Flowtaxis of osteoblast migration under fluid shear and the effect of RhoA kinase silencing.

• Main Authors: Brandon D Riehl, Jeong Soon Lee, Ligyeom Ha, Il Keun Kwon, Jung Yul Lim
• Format: Article
• Language: English
• Published: Public Library of Science (PLoS) 2017-01-01
• Series: PLoS ONE
• Online Access: http://europepmc.org/articles/PMC5310897?pdf=render

Despite the important role of mechanical signals in bone remodeling, relatively little is known about how fluid shear affects osteoblastic cell migration behavior. Here we demonstrated that MC3T3-E1 osteoblast migration could be activated by physiologically-relevant levels of fluid shear in a shear stress-dependent manner. Interestingly, shear-sensitive osteoblast migration behavior was prominent only during the initial period after the onset of the steady flow (for about 30 min), exhibiting shear stress-dependent migration speed, displacement, arrest coefficient, and motility coefficient. For example, cell speed at 1 min was 0.28, 0.47, 0.51, and 0.84 μm min-1 for static, 2, 15, and 25 dyne cm-2 shear stress, respectively. Arrest coefficient (measuring how often cells are paused during migration) assessed for the first 30 min was 0.40, 0.26, 0.24, and 0.12 respectively for static, 2, 15, and 25 dyne cm-2. After this initial period, osteoblasts under steady flow showed decreased migration capacity and diminished shear stress dependency. Molecular interference of RhoA kinase (ROCK), a regulator of cytoskeletal tension signaling, was found to increase the shear-sensitive window beyond the initial period. Cells with ROCK-shRNA had increased migration in the flow direction and continued shear sensitivity, resulting in greater root mean square displacement at the end of 120 min of measurement.
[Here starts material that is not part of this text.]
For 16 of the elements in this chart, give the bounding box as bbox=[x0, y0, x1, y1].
It is notable that the transient osteoblast migration behavior was in sharp contrast to mesenchymal stem cells that exhibited sustained shear sensitivity (as we recently reported, J. R. Soc. Interface. 2015; 12:20141351). The study of fluid shear as a driving force for cell migration, i.e., "flowtaxis", and investigation of molecular mechanosensors governing such behavior (e.g., ROCK as tested in this study) may provide new and improved insights into the fundamental understanding of cell migration-based homeostasis.